OSHA Enforcement of Injury Reporting Rules
Additional enforcement can help. In 2012 OSHA conducted 351 inspections under its national emphasis program on reporting and recording injuries,and two thirds of those inspections yielded violations of OSHA's recordkeeping requirements. However, with less than 2,000 inspectors and over 8 million covered work sites, it is impossible for OSHA to catch all violations.
Even when violators of recordkeeping rules are caught, the AFL-CIO report asserts that the penalties are too low to deter violations. The average federal penalty is $1,895 for federal violations and $1,011 for state violations. For fatality cases, the median federal penalty was only $5,600.
Not surprisingly, the AFL-CIO is calling for increased safety protections for workers, including:
- Finalization of the proposed standard to reduce silica exposure, which they assert would prevent 700 deaths and 1,600 cases of silica-related disease each year.
- An increase of funding and staff at OSHA and MSHA to enhance oversight of worksites and timely and effective enforcement.

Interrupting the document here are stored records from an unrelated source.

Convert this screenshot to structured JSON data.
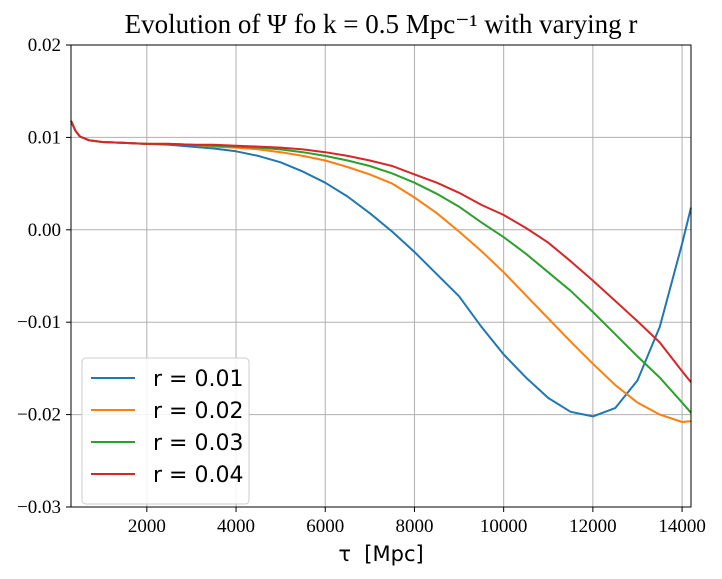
{
  "chart_data": {
    "type": "line",
    "title": "Evolution of Ψ fo k = 0.5 Mpc⁻¹ with varying r",
    "xlabel": "τ  [Mpc]",
    "ylabel": "",
    "xlim": [
      300,
      14200
    ],
    "ylim": [
      -0.03,
      0.02
    ],
    "xticks": [
      2000,
      4000,
      6000,
      8000,
      10000,
      12000,
      14000
    ],
    "xtick_labels": [
      "2000",
      "4000",
      "6000",
      "8000",
      "10000",
      "12000",
      "14000"
    ],
    "yticks": [
      -0.03,
      -0.02,
      -0.01,
      0.0,
      0.01,
      0.02
    ],
    "ytick_labels": [
      "−0.03",
      "−0.02",
      "−0.01",
      "0.00",
      "0.01",
      "0.02"
    ],
    "grid": true,
    "legend_position": "lower-left",
    "series": [
      {
        "name": "r = 0.01",
        "color": "#1f77b4",
        "x": [
          300,
          400,
          500,
          700,
          1000,
          1500,
          2000,
          2500,
          3000,
          3500,
          4000,
          4500,
          5000,
          5500,
          6000,
          6500,
          7000,
          7500,
          8000,
          8500,
          9000,
          9500,
          10000,
          10500,
          11000,
          11500,
          12000,
          12500,
          13000,
          13500,
          14000,
          14200
        ],
        "y": [
          0.0118,
          0.0107,
          0.0101,
          0.0097,
          0.0095,
          0.0094,
          0.0093,
          0.0092,
          0.009,
          0.0088,
          0.0085,
          0.008,
          0.0073,
          0.0063,
          0.0051,
          0.0036,
          0.0018,
          -0.0002,
          -0.0024,
          -0.0048,
          -0.0072,
          -0.0105,
          -0.0135,
          -0.016,
          -0.0182,
          -0.0197,
          -0.0202,
          -0.0193,
          -0.0163,
          -0.0105,
          -0.0015,
          0.0024
        ]
      },
      {
        "name": "r = 0.02",
        "color": "#ff7f0e",
        "x": [
          300,
          400,
          500,
          700,
          1000,
          1500,
          2000,
          2500,
          3000,
          3500,
          4000,
          4500,
          5000,
          5500,
          6000,
          6500,
          7000,
          7500,
          8000,
          8500,
          9000,
          9500,
          10000,
          10500,
          11000,
          11500,
          12000,
          12500,
          13000,
          13500,
          14000,
          14200
        ],
        "y": [
          0.0118,
          0.0107,
          0.0101,
          0.0097,
          0.0095,
          0.0094,
          0.0093,
          0.0093,
          0.0092,
          0.009,
          0.0089,
          0.0087,
          0.0084,
          0.008,
          0.0075,
          0.0068,
          0.006,
          0.005,
          0.0035,
          0.0018,
          -0.0002,
          -0.0023,
          -0.0046,
          -0.0071,
          -0.0096,
          -0.0121,
          -0.0145,
          -0.0168,
          -0.0187,
          -0.02,
          -0.0208,
          -0.0207
        ]
      },
      {
        "name": "r = 0.03",
        "color": "#2ca02c",
        "x": [
          300,
          400,
          500,
          700,
          1000,
          1500,
          2000,
          2500,
          3000,
          3500,
          4000,
          4500,
          5000,
          5500,
          6000,
          6500,
          7000,
          7500,
          8000,
          8500,
          9000,
          9500,
          10000,
          10500,
          11000,
          11500,
          12000,
          12500,
          13000,
          13500,
          14000,
          14200
        ],
        "y": [
          0.0118,
          0.0107,
          0.0101,
          0.0097,
          0.0095,
          0.0094,
          0.0093,
          0.0093,
          0.0092,
          0.0091,
          0.009,
          0.0089,
          0.0087,
          0.0084,
          0.008,
          0.0075,
          0.0069,
          0.0061,
          0.0051,
          0.0039,
          0.0025,
          0.0008,
          -0.0008,
          -0.0026,
          -0.0046,
          -0.0066,
          -0.0089,
          -0.0113,
          -0.0137,
          -0.016,
          -0.0187,
          -0.0198
        ]
      },
      {
        "name": "r = 0.04",
        "color": "#d62728",
        "x": [
          300,
          400,
          500,
          700,
          1000,
          1500,
          2000,
          2500,
          3000,
          3500,
          4000,
          4500,
          5000,
          5500,
          6000,
          6500,
          7000,
          7500,
          8000,
          8500,
          9000,
          9500,
          10000,
          10500,
          11000,
          11500,
          12000,
          12500,
          13000,
          13500,
          14000,
          14200
        ],
        "y": [
          0.0118,
          0.0107,
          0.0101,
          0.0097,
          0.0095,
          0.0094,
          0.0093,
          0.0093,
          0.0092,
          0.0092,
          0.0091,
          0.009,
          0.0089,
          0.0087,
          0.0084,
          0.008,
          0.0075,
          0.0069,
          0.006,
          0.0051,
          0.004,
          0.0027,
          0.0016,
          0.0002,
          -0.0014,
          -0.0034,
          -0.0055,
          -0.0077,
          -0.0099,
          -0.0122,
          -0.0153,
          -0.0165
        ]
      }
    ]
  }
}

- Addressing the problem of injury underreporting and prohibiting employer practices that discourage the reporting of injuries.
- Addressing the serious safety and health problems and increased risk of fatalities and injuries faced by Latino and immigrant workers.
- Addressing the escalating fatalities and injuries in the oil and gas extraction industry through intensive and comprehensive intervention. Without action, they argue that the workplace fatality crisis in this industry will only get worse as production intensifies and expands.